EPiGRAM-HS / ompi

Open MPI main development repository
https://www.open-mpi.org
Other
2 stars 1 forks source link

Need nonblocking window creation mechanism for persistent collective implementation #2

Open dholmes-epcc-ed-ac-uk opened 5 years ago

dholmes-epcc-ed-ac-uk commented 5 years ago

Goal: layering persistent collectives (with a nonblocking initialisation function) on top of OSC functionality.

Problem: all window creations functions are blocking.

Suggestion: the input and output buffers for persistent collective operations are supplied to the initialisation function by the user - this suggests that we will only need dynamic RMA windows, i.e. we would like MPI_WIN_ICREATE_DYNAMIC to exist.

Detail: The top-level MPI_Win_create_dynamic (the current blocking function) queries for the best OSC component, based on the given input parameters, and selects it. Selecting the OSC component calls ompi_base_select->osc_select->whatever_function_the_component_choses. All components duplicate the input communicator - we know that step can be done nonblocking because MPI_Comm_idup exists.

Notes:

dholmes-epcc-ed-ac-uk commented 5 years ago

This is not strictly necessary because the definition of the persistent collective initialisation functions allows them to be blocking and/or synchronising - so calling the existing MPI_Win_create_dynamic function inside the MPI_coll_INIT function implementation is permitted.

The definition of the persistent collective initialisation functions is likely to change in future (to "must be local"), which is why this issue should be investigated and, hopefully, solved.

dholmes-epcc-ed-ac-uk commented 5 years ago

@lcebaman ignore this issue for now.

lcebaman commented 5 years ago

Ideally we would have a parameter here that indicates if the component is nonblocking or not:

int ompi_osc_base_select(ompi_win_t *win,
                         void **base,
                         size_t size,
                         int disp_unit,
                         ompi_communicator_t *comm,
                         opal_info_t *info,
                         int flavor,
                         int *model);

Refactoring this function could be risky (called by many other functions). Should we create an ompi_osc_base_iselect instead?

lcebaman commented 5 years ago

I retract my statement, ompi_osc_base_select is only called from win.c so I think it is worth choosing blocking/nonblocking inside it.

lcebaman commented 5 years ago

I am concerned about this function after calling to MPI_Comm_idup

 /* find rdma capable endpoints */
  ret = ompi_osc_rdma_query_btls (module->comm, &module->selected_btl);

It is likely that we need to wait until idup is complete to call this function. Are those endpoints identical in oldCOMM and newCOMM? If so, we could then query btls with the old communicator.

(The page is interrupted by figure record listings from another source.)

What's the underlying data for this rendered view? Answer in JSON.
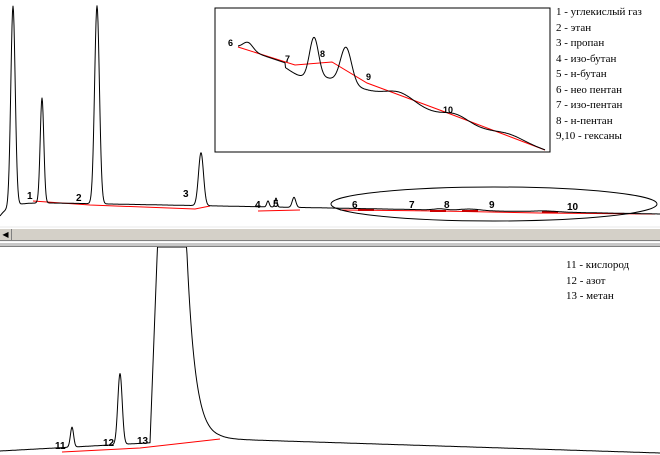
{
  "chart_data": [
    {
      "type": "line",
      "title": "",
      "xlabel": "",
      "ylabel": "",
      "grid": false,
      "legend_placement": "top-right",
      "legend": [
        {
          "key": "1",
          "text": "углекислый газ"
        },
        {
          "key": "2",
          "text": "этан"
        },
        {
          "key": "3",
          "text": "пропан"
        },
        {
          "key": "4",
          "text": "изо-бутан"
        },
        {
          "key": "5",
          "text": "н-бутан"
        },
        {
          "key": "6",
          "text": "нео пентан"
        },
        {
          "key": "7",
          "text": "изо-пентан"
        },
        {
          "key": "8",
          "text": "н-пентан"
        },
        {
          "key": "9,10",
          "text": "гексаны"
        }
      ],
      "peak_labels": [
        "1",
        "2",
        "3",
        "4",
        "5",
        "6",
        "7",
        "8",
        "9",
        "10"
      ],
      "inset": {
        "peak_labels": [
          "6",
          "7",
          "8",
          "9",
          "10"
        ]
      }
    },
    {
      "type": "line",
      "title": "",
      "xlabel": "",
      "ylabel": "",
      "grid": false,
      "legend_placement": "top-right",
      "legend": [
        {
          "key": "11",
          "text": "кислород"
        },
        {
          "key": "12",
          "text": "азот"
        },
        {
          "key": "13",
          "text": "метан"
        }
      ],
      "peak_labels": [
        "11",
        "12",
        "13"
      ]
    }
  ],
  "colors": {
    "trace": "#000000",
    "baseline": "#ff0000",
    "scrollbar": "#d4d0c8"
  },
  "ui": {
    "scroll_left_icon": "arrow-left-icon"
  }
}
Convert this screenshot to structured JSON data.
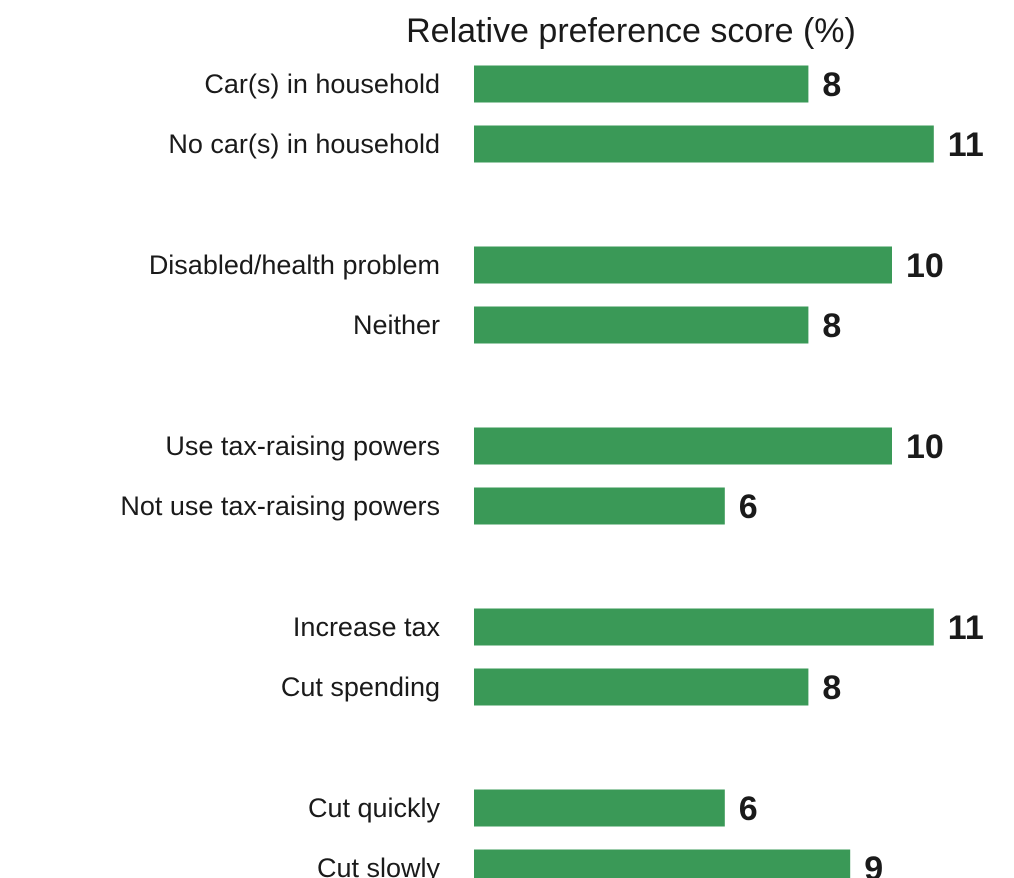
{
  "chart_data": {
    "type": "bar",
    "orientation": "horizontal",
    "title": "Relative preference score (%)",
    "xlabel": "",
    "ylabel": "",
    "xlim": [
      0,
      11
    ],
    "grid": false,
    "bar_color": "#3a9957",
    "categories": [
      "Car(s) in household",
      "No car(s) in household",
      "Disabled/health problem",
      "Neither",
      "Use tax-raising powers",
      "Not use tax-raising powers",
      "Increase tax",
      "Cut spending",
      "Cut quickly",
      "Cut slowly"
    ],
    "values": [
      8,
      11,
      10,
      8,
      10,
      6,
      11,
      8,
      6,
      9
    ],
    "value_labels": [
      "8",
      "11",
      "10",
      "8",
      "10",
      "6",
      "11",
      "8",
      "6",
      "9"
    ],
    "groups": [
      [
        "Car(s) in household",
        "No car(s) in household"
      ],
      [
        "Disabled/health problem",
        "Neither"
      ],
      [
        "Use tax-raising powers",
        "Not use tax-raising powers"
      ],
      [
        "Increase tax",
        "Cut spending"
      ],
      [
        "Cut quickly",
        "Cut slowly"
      ]
    ]
  }
}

dholmes-epcc-ed-ac-uk commented 5 years ago

I think that call is attempting to select one of the many BTL modules that provides RDMA functionality. I think the code comment should say "modules" rather than "endpoints".

You cannot use any communicator before it is fully created. The MPI_COMM_IDUP for comm must be complete before you can use comm in any other calls.

Thus, you are right that this call to find a BTL module must be delayed until the communicator duplication has completed.